El anticlericalismo le viene al PSOE de lejos. No creo que la mayoría de los socialistas acepten hoy las siguientes palabras de uno de sus prohombres, pronunciadas en el VI Congreso del Partido: "Queremos la muerte de la Iglesia, cooperadora de la explotación de la burguesía... No combate a los frailes para ensalzar a los curas. Nada de medias tintas. Queremos que desaparezcan los unos y los otros".
Palabras muy fuertes y muy duras, aunque pronunciadas en otro contexto histórico. También en ese mismo contexto se condenó muy duramente al socialismo por parte de muchos dirigentes de la Iglesia.
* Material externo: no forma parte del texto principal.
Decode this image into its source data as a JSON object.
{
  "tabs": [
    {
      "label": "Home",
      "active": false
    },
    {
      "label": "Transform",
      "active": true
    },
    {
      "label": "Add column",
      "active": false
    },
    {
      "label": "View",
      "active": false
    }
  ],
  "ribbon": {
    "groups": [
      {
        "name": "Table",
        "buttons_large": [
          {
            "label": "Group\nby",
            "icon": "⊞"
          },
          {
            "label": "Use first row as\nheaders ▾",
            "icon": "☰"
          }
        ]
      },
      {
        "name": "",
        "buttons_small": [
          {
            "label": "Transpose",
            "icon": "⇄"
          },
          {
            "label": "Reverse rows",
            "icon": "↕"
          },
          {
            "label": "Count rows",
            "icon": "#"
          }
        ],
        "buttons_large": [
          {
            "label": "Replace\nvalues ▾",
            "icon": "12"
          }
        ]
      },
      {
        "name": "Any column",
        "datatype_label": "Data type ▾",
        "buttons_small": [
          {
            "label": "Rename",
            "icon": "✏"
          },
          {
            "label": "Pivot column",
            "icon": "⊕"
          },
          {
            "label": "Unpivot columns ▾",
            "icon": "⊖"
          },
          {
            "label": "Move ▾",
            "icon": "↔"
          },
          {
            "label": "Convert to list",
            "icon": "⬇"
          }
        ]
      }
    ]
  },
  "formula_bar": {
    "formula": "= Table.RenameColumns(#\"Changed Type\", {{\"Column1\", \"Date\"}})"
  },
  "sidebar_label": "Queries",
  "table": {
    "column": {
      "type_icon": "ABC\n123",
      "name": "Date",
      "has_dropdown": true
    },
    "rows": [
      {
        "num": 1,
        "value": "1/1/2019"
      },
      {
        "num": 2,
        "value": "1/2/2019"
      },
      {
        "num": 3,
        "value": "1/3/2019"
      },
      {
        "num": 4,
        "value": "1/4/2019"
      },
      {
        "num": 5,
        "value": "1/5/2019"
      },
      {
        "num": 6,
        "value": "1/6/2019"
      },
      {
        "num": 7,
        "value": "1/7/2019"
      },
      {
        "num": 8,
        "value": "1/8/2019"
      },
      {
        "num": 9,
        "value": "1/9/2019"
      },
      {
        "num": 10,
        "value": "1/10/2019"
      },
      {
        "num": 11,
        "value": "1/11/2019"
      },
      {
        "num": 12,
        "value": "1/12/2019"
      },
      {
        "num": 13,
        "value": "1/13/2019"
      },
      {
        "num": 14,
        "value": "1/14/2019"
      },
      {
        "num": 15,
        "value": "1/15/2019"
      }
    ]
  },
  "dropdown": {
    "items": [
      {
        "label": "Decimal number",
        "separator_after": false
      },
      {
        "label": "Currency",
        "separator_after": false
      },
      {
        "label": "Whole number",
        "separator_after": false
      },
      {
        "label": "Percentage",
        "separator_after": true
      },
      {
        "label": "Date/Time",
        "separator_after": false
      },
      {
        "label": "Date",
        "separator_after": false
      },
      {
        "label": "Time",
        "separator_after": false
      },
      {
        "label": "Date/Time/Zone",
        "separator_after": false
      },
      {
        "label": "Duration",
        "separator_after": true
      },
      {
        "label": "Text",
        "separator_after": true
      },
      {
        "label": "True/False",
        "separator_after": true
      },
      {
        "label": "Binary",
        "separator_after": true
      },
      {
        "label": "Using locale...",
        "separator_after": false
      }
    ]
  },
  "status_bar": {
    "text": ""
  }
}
Hoy todavía existen algunos nostálgicos tanto en la Iglesia como en el socialismo para quienes nada parece haber cambiado.
Es lógico que hay que romper con actitudes que ayer podían ser muy explicables; pero después de tantos años, no podemos perder el tren de la Historia.
No estaría de más que los políticos y la Iglesia nos replanteásemos nuestras relaciones por el bien de toda la sociedad. Porque lo que indudablemente ha faltado ha sido un diálogo abierto y sincero de un lado y de otro...
Mi punto de vista es el siguiente: En los acuerdos a que debiéramos llegar, nadie espere que la Iglesia apueda ceder en doctrina o en moral. Ella debe custodiarlas y conservarlas tal como las ha recibido; no es propietaria y no las puede cambiar, pero puede y debe cambiar en muchas otras cosas; y ciertamente ha cambiado en actitudes y comportamientos de antaño que hoy se verían fuera de lugar; el mundo de hoy no es el mismo que el de ayer.
Hoy nos relacionamos sin odios el PSOE y el clero aunque no coincidamos en muchas cuestiones fundamentales.
La Iglesia no pretende imponer nada a nadie. Habla a sus fieles y no creo que esto le pueda parecer mal a nadie. Como tampoco le puede parecer mal a la Iglesia que el PSOE hable de sus estatutos. Naturalmente que la Iglesia acepta la libertad de todos, pero también quiere que se respete la suya; lo que no acepta es que se le diga desde fuera cómo debe usar de su libertad, y exige que no se le pueda imponer silencio cuando el gobierno de turno promulgue leyes que van contra la dignidad de la persona y contra el bien común. Y más, cuando no se trata de cuestiones políticas sino morales, como es el caso de leyes votadas por nuestro parlamento en contra de la dignidad del matrimonio y, sobre todo, contra la vida en la última ley aprobada, convirtiendo el aborto en un derecho.
Una cosa es que la Iglesia hable y otra, que los gobiernos le hagan caso y otra, que no le hagan caso incluso algunos católicos.
Es cierto que el clero ni puede ni debe dirigir la política; pero sí debe intentar presentar a los cristianos sus deberes en el campo de la política y urgirles su cumplimiento, porque siempre deben ser coherentes con su fe. Lo cual les supone defender y propugnar los principios cristianos a la hora de legislar, de votar y de actuar en el campo político. Y esto, siempre.
Cualquier partido debe respetar que los católicos que militan en él puedan, por motivos de conciencia, no aceptar las decisiones del partido cuando van contra el bien común o contra la dignidad de la persona; si un partido no respeta el derecho de oponerse por motivos de conciencia, significa que no admite cristianos en él.
La Iglesia predica a los legisladores católicos dos puntos fundamentales: que busquen el bien común y que respeten la dignidad de la persona humana. Son dos principios de obligado cumplimiento para los políticos católicos si quieren permanecer en comunión con la Iglesia. Por lo que no debe extrañar a nadie que la Iglesia niegue la comunión sacramental a quienes se han apartado de la comunión eclesial. No es que la Iglesia los aparte; se apartan ellos. Y si son coherentes no deb en pedir la comunión.
En el fondo de estas cuestiones está la soberanía absoluta de Dios. Si se admite que el hombre es dueño absoluto de sí mismo, sin una ley superior a la que deba atenerse, si no hay frenos o estímulos superiores al hombre, se puede llegar a leyes que conduzcan a la sociedad a la degradación de sí misma, sobre todo, cuando no se protege la vida y no se actúa en función del bien común. Y, a mi modo de ver, nadie debe molestarse por ello. Es la lógica de la Iglesia y de cualquier sociedad.